Gül yetiştiremediği yerde bağrına taş basar yeryüzü
‘’Ah çocuk her şey gül ’ce
Sen gülünce…’’
Tek
bir çiçeğin narin duruşu nasıl etkiler ise insan ruhunu, çiçekli bahçeler
bambaşka etkiler. Okulların yüz yüze eğitime başladığı şu süreçte özlemle
sınıfların dolmasını bekledik.
Cıvıltılar
ruha sürur olurken, yetiştirdiğimiz rengarenk güllerin, çiçeklerin yeryüzüne
dağılıp mis gibi kokular yaymasını arzu ediyor gönüllerimiz.
Eğitim; evde
başlayan öğrenme sürecinin, okulla, çevreyle bütünleşmesiyle alınan yoldur. Ömür
boyu devam eder. Sosyal bir varlık olan insan bu sosyalleşme işini öncelikle
evde kazanmalıdır. Sonrasında bu (okul – ev-çevre) etkileşimiyle kişinin ruhuna
farklı imkanlar sunar. Yeni öğrenmelere zemin sağlar.
İnsan hayal
eder önce, sonra çabalar da. Görmek istediği sonuç, verilen emeğin yerli ve
yerinde olmasına bağlıdır en önce.
Çok
çabalarsınız zemin düzgün değildir, malzeme yetersizdir. Çok çabalarsınız metot
uygun değildir. Çok çabalarsınız ehil insan sorunu yaşarsınız. Ya da durduğunuz
yer yanlıştır. Oysa fiziki şartları düzenlemek, öze yapılacak tüm yatırımlara
anlamlı bir başlangıç teşkil eder.
Mektepli
olmak da bu çizgidedir evvela. Bu hususun önemiyle eğitim öğretimde mesafe kat
edilir.
Yeryüzünün
imarını, insan imarı ile özdeşleştirirsek, verimli toprakların daimiliği
insanoğlunun taşları ayıklayıp ekim dikim yapmasıyla mümkün olur. İnsan
gönlünde de aynı hal tecelli bulur. Gönlün toprağına kazandırılacak kadifemsi
güzellik, taşlarının ayıklanması kalbin yumuşaması, çalışma, sevgi sebat
erdemlerinin yüklenmesi toplumsal berekete yol verir. En çok da taş kalpli
merhametsiz kişilerden değil midir toplumun acısı.
Güllerin
letafetini andıran bir gönülle öğretmenlik yapmak, ebeveyn olmak kalplerin
toprağını sürmektir. İdealist bir duruş, sabır, yeniliklere açık olma, çeşitli
ve özgün okumalarla gönlünü zenginleştirmiş olan bireyler eğitim içinde büyük lütuflardır.

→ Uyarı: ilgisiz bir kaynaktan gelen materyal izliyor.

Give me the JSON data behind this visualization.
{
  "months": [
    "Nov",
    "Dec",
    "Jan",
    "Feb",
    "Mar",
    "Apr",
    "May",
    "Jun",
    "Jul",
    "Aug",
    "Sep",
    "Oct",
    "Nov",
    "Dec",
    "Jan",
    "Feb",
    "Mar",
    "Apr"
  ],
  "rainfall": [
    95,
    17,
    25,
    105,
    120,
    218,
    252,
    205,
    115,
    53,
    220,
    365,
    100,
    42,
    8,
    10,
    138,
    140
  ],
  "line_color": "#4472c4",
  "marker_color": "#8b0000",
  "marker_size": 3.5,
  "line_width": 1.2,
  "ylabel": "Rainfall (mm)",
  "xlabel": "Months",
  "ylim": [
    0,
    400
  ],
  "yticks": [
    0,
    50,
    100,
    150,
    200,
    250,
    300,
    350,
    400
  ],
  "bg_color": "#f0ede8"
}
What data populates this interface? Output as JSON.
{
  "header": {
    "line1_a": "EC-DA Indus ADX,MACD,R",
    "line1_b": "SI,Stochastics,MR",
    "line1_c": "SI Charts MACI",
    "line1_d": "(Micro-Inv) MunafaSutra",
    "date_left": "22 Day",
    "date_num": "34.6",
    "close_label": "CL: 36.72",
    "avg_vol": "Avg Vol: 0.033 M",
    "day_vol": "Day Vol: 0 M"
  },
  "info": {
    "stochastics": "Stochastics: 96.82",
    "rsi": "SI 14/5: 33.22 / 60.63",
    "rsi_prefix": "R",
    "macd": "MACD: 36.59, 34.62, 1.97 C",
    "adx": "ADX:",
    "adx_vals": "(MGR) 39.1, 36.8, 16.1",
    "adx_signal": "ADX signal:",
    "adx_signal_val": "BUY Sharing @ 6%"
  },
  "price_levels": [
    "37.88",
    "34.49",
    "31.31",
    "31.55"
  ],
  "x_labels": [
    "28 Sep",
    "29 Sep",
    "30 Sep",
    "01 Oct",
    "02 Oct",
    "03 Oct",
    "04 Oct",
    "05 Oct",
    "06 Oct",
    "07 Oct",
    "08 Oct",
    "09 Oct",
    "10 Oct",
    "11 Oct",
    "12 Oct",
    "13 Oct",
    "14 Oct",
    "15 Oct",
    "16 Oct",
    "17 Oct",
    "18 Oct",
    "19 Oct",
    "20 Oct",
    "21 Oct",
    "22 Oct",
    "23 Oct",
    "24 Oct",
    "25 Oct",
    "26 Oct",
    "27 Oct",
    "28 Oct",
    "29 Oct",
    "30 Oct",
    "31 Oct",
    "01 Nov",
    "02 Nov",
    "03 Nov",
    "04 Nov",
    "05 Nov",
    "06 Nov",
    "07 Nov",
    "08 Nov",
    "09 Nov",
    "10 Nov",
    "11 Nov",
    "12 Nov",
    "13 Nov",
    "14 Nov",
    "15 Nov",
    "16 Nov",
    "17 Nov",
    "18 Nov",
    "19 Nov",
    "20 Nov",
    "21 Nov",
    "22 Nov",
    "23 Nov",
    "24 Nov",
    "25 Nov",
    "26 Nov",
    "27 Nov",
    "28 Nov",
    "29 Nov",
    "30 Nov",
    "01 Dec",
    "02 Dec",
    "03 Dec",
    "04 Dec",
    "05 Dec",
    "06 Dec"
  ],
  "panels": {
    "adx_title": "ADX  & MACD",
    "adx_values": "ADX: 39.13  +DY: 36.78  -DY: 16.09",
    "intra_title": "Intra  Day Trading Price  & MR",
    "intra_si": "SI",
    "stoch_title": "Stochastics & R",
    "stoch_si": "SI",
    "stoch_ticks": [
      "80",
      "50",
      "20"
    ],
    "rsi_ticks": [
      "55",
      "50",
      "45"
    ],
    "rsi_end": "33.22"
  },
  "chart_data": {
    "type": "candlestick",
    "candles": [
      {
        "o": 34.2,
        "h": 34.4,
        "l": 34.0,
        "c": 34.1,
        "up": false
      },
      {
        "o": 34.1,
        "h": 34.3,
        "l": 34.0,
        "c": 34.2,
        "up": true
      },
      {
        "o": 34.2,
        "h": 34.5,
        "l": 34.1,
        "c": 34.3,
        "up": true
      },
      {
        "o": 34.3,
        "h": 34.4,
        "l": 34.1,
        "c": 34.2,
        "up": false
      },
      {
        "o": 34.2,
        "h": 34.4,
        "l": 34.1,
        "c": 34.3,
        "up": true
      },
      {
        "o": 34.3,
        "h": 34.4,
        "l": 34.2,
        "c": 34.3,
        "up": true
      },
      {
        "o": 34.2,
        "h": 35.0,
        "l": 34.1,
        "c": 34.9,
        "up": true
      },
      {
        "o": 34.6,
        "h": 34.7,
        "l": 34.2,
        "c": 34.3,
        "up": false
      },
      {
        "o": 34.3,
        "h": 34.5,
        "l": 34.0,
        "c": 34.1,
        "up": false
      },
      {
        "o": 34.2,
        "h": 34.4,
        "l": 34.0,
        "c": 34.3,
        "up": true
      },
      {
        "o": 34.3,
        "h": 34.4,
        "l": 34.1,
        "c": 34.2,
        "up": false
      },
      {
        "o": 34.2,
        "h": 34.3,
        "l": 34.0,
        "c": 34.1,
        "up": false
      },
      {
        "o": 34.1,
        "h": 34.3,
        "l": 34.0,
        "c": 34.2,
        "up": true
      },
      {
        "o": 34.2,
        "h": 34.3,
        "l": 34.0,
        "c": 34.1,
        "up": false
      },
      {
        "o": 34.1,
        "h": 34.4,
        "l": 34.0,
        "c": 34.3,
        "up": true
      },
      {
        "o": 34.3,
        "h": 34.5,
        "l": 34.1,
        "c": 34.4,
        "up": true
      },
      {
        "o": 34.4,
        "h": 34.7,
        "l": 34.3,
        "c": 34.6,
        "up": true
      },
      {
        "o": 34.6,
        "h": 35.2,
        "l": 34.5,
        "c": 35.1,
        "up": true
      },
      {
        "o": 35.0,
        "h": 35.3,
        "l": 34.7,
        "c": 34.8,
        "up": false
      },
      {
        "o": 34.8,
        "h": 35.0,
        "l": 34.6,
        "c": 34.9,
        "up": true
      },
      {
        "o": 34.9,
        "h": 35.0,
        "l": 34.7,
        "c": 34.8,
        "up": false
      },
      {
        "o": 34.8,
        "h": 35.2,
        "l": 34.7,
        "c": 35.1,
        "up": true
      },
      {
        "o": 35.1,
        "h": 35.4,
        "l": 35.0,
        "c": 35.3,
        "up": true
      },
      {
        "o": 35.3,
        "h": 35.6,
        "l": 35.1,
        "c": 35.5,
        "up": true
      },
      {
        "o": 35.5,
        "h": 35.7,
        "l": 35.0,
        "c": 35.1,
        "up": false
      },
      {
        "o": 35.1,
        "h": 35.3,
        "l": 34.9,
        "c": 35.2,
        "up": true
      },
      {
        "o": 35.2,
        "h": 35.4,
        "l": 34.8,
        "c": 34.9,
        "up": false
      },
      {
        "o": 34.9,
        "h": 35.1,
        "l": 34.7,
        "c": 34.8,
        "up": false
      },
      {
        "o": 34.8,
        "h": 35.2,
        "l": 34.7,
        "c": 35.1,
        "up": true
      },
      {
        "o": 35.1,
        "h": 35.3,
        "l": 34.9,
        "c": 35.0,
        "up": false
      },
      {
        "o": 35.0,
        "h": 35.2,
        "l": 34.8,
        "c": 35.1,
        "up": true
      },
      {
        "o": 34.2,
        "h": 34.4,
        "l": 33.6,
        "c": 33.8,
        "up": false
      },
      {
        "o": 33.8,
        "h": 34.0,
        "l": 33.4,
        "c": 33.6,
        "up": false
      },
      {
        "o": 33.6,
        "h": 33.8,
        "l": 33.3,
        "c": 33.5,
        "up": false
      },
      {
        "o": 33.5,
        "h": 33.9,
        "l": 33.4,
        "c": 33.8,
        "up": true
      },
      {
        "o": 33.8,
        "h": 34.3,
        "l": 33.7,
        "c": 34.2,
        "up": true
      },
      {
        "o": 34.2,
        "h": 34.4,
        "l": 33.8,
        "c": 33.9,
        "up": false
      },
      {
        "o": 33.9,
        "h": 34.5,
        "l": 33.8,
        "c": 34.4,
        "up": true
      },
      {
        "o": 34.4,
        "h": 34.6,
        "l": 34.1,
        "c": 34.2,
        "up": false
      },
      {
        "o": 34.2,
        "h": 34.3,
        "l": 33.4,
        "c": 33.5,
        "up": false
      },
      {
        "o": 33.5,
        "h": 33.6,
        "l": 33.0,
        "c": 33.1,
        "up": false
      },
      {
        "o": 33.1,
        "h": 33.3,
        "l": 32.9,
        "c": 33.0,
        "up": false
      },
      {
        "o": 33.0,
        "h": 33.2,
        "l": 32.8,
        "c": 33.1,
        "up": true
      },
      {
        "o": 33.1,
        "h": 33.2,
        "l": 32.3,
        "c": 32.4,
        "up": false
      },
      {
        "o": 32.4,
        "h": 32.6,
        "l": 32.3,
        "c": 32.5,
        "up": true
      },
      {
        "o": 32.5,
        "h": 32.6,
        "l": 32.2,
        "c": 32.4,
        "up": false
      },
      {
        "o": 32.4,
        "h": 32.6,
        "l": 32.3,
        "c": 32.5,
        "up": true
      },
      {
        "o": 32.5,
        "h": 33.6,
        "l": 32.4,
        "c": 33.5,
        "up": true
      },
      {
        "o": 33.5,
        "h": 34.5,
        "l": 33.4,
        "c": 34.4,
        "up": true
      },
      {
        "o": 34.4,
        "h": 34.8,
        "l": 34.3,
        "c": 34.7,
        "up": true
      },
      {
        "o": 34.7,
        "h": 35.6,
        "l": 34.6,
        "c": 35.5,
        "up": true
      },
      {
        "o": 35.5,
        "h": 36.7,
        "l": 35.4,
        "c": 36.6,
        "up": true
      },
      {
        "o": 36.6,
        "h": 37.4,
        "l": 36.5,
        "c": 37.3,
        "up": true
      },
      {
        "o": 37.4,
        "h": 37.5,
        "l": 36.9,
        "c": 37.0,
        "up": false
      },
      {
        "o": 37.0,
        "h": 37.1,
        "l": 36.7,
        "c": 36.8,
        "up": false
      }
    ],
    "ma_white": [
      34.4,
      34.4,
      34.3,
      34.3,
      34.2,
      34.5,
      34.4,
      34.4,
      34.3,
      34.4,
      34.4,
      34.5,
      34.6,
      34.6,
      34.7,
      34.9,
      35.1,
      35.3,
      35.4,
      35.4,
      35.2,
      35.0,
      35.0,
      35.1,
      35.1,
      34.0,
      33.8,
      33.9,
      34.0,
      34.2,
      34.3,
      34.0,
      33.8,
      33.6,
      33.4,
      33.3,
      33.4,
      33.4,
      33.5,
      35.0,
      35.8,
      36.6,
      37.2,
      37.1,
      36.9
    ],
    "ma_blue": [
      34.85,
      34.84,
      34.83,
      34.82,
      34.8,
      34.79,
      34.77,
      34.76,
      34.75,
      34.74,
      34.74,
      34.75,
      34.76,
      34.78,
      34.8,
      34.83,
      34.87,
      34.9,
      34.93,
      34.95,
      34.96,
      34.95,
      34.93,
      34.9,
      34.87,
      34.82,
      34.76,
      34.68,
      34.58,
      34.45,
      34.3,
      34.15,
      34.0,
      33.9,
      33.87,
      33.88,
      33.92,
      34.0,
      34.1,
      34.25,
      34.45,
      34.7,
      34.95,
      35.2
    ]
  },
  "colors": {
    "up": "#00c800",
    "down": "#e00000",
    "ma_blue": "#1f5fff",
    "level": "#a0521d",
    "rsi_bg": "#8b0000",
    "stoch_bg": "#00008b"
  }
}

Engin tecrübe, fikir paylaşımları daim olacaktır bilge insanlarla. Eğitim sebat
ister sabır ister düzenli gayret ister.
‘’Acelecilik
devşirme
Sükûnet
sadır olsun
Adımlara
gül yükle
Diken!
Diken’i okusun’’
Salgın
hastalıkla mücadele ettiğimiz şu vakitlerde imkanların, sunuşların seyri
değişse de eğitim en hassas, en özgün ve üzerinde en çok gayret sarf edilecek
mesele olmalıdır.
Öğrenme
alanlarımızı güle sunulan toprak mahiyetinde sembolize edersek, bu kutlu
yolculukta yer alan herkesin bu zemine suyu, güneşi, toprağı gübresi olmalıdır
katkı sunduğu.
Güller
yetiştirmeliyiz ki; onlarla neşe olan her bakışımız, yanlarına her varışımız,
kendimize, ailemize, devletimize, dünyaya esenlik olsun, güzel koku olsun. Gül
dibine oturdukça gül yaprakları dökülsün üstümüze, kokusu sinsin…
Değilse!
‘’Gül
yetiştiremediğimiz yerde bağrına taş basar yeryüzü.
Öğretmenin
kalbi yüzlerce binlerce tohuma ev sahipliği yapar. Toprağımızın verimliliği, genişlikler sunabilmemiz
mühimdir ve kalbi ortamlarımızı sorgulamak ...
Eğitimin
dört duvar işi olmadığını sürekli yineliyor olsak da ne kadar kabul görüp
görmediğine istemlerimiz, yaşamın kendisi cevap veriyor. Kalplerin toprağını
cümleten sürdüğümüzde çocuklar her ortamda, her şartta öğrenmenin hazzıyla
mutlu büyüyeceklerdir. Öğrenme arzusu da hiç bitmeyecektir.
Evinde de
şirin bir okulun olduğunu hissetmesi bir çocuğun, çok şeyi öğrenmeye yol
vermesine vesile değil midir?
Tolstoy
“Eğitimi ihtiyaçlarımız belirler” der. O ihtiyaca şevk katan ise yetişkinlerin
izlediği metotlardır.
Hem kendi fiziksel
ihtiyaçları karşılanmış çocukların, hem eğitim aldığı alanların fiziksel ihtiyaçları
karşılanmış ise odaklanılacak esaslar bellidir. Ruhları, zihinleri aydınlık
nesillere daha kolay ulaşılır.
Teknesinde
ekmek kaygısı olanlar sizi dinleyemez, dünyanın en güzel sözlerini söyleseniz de.
Manzaraya odaklanamaz.
Öyleyse;
sıcacık tertemiz eğitim ortamlarında kalbimizin sıcaklığı ile kucakladığımız
evlatlar yeryüzüne mis kokular yayacaktır.
Eksik
bırakılan her gül; dibi çorak kurak, taşlı bir toprağa yol alışın simgesi
olacaktır elbet.
İnanarak
büyüttüğümüz her gonca da ‘’ben açmam’’ demeyecektir.
Kıymetli
Milat okurlarına ilk yazımla selam verirken gül bahçelerimiz çoğalsın
niyazıyla.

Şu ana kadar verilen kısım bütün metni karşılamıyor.